At Clearview Wealth Management, we take the safety and security of your personal information very seriously. It is essential in today’s global, wired world to protect yourself and your private information. As we witness almost every day in the news, scams and hackers continue to threaten the security of our personal information. Below are some areas to consider when enacting better protection over your personal information.
- Don’t use combinations of your personal information (names, date of birth, address, zip codes) as these are available to the public online.
- Use phrases like “I attended 1st grade at Edinboro Elementary in 1999”. For some sites you can use the entire phrase, but if not, you can abbreviate it to something like “Ia1gaEei#1999”.
- If available, use your fingerprint, key fob or voice recognition as your password.
Security of your assets
- Secured login to your financial institution website, including complex passwords, security questions and voice recognition security.
- Signature required for money movements and signature matching technology at custodian site
- Bi-directional oversight (you can verify our actions through your statements and we can watch activity in your accounts through our advisor oversight)
- All wire requests from client accounts require advisor authorization to assure these are legitimate requests.
Clearview Personal Website
- 2-factor authorization – provides an additional layer of security to protect if a log-on attempt is made from an unfamiliar device.
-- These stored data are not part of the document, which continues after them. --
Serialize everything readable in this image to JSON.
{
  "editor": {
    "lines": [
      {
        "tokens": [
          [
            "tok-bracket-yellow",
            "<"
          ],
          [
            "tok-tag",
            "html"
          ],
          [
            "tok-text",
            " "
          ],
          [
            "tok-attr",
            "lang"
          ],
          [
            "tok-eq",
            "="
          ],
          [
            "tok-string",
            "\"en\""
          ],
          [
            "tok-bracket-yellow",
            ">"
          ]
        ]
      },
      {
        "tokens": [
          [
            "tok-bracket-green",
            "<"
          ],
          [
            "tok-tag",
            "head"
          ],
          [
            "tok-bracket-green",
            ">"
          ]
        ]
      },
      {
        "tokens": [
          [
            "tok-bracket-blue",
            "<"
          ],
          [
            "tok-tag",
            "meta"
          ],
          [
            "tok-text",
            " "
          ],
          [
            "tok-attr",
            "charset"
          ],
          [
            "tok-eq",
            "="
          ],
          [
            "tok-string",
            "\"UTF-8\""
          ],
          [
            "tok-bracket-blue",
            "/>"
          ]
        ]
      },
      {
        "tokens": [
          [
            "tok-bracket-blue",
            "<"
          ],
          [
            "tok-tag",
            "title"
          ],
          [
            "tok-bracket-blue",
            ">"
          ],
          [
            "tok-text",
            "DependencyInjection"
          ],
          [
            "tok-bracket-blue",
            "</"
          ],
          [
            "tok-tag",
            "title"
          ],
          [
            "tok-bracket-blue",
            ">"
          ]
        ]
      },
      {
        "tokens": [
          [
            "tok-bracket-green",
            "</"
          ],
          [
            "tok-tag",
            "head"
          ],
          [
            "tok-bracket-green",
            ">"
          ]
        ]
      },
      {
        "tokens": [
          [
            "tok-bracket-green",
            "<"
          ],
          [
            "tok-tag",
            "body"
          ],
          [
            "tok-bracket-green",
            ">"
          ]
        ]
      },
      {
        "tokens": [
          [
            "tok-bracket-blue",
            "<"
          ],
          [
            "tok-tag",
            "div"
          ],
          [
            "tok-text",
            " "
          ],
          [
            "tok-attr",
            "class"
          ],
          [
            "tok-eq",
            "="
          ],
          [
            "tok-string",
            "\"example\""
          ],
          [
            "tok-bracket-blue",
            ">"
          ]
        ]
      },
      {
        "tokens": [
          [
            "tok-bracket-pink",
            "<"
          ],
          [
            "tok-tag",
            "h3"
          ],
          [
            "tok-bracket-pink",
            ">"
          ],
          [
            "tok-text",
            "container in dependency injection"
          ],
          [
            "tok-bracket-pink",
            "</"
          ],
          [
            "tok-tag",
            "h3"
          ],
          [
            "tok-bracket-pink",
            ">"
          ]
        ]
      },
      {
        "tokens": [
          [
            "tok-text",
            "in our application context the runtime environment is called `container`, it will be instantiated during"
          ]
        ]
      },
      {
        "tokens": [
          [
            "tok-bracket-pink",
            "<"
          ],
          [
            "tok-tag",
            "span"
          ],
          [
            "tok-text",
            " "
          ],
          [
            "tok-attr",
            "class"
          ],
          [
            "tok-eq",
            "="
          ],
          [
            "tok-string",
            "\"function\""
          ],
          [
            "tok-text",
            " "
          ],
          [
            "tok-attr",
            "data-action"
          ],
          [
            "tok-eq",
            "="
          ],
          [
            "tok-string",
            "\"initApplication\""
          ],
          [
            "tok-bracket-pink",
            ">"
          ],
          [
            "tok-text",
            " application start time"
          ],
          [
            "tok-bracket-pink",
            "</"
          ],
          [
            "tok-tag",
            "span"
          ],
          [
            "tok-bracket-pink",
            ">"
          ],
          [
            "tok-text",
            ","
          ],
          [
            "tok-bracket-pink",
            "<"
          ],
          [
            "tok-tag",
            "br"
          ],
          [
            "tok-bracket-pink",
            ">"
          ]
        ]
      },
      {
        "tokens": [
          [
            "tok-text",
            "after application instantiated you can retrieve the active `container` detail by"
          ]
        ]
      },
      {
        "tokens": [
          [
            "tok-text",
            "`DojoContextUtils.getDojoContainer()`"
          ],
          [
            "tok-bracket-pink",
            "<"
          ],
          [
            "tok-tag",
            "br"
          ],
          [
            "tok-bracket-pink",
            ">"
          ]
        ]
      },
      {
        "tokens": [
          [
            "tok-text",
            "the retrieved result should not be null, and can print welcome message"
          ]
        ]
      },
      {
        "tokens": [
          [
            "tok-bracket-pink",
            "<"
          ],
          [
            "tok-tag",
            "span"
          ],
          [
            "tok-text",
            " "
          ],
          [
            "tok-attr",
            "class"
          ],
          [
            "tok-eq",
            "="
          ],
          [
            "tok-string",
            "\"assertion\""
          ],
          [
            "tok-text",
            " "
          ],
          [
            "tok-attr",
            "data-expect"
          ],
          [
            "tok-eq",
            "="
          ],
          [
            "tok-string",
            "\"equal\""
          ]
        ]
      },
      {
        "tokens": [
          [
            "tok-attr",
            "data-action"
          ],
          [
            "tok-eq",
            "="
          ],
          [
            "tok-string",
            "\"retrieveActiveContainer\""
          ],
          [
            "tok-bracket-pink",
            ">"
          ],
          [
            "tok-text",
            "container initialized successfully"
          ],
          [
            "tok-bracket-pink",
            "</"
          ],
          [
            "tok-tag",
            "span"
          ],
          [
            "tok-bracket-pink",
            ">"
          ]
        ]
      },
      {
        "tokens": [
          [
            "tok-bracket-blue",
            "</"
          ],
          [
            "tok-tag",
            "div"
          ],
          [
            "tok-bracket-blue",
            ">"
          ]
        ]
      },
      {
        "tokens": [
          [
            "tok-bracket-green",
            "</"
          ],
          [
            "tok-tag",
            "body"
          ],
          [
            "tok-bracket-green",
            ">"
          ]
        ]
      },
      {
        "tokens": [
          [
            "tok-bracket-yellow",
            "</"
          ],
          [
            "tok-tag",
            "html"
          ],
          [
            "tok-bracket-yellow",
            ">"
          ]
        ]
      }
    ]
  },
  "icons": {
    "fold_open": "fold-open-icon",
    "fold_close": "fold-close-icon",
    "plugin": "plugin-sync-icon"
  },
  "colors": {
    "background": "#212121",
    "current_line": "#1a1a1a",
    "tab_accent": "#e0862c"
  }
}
This method typically sends a text to a predetermined mobile device with an additional entry code before log-on is allowed to continue.
- Secure vault for transfer of client paperwork containing personal information.
- Passwords for linked accounts are not accessible by your advisor, further protecting your access.
Protecting your bank accounts
- Set up alerts on your accounts so you will know if any action is being taken in your accounts without your permission
- Review your account statements regularly for suspect transactions
- Put travel notices on your bank accounts and credit cards.
- Pay attention when you are using the ATM. Protect your PIN password from view and look carefully at the card reader to ensure a skimmer hasn’t been attached.
Protecting your email
- Guard your passwords carefully. Use tips from above in choosing passwords.
- Beware of links embedded in emails. Especially when dealing with financial sites like banks, credit cards, or the IRS you should always open your browser and go directly to the known site.
- If your email has been hijacked, contact all financial institutions immediately to place an alert on your accounts.
Protecting yourself on the phone
- Use Caller ID and don’t answer unfamiliar phone numbers or Unavailable numbers. If it is important they can leave a message.
- Don’t fall prey to scammers who pretend to be from Microsoft or the IRS or Social Security. The scammers are relentless once they have you on the phone and prey on your emotions by threatening you and demanding immediate payment.
Your credit reports
There are three major credit reporting bureaus; Transunion, Experian and Equifax. You should periodically review your credit report at each of these agencies to ensure there are no suspicious records. You are entitled to one free credit report per year from each agency, so by cycling through them over the course of a year, you can check your report three times.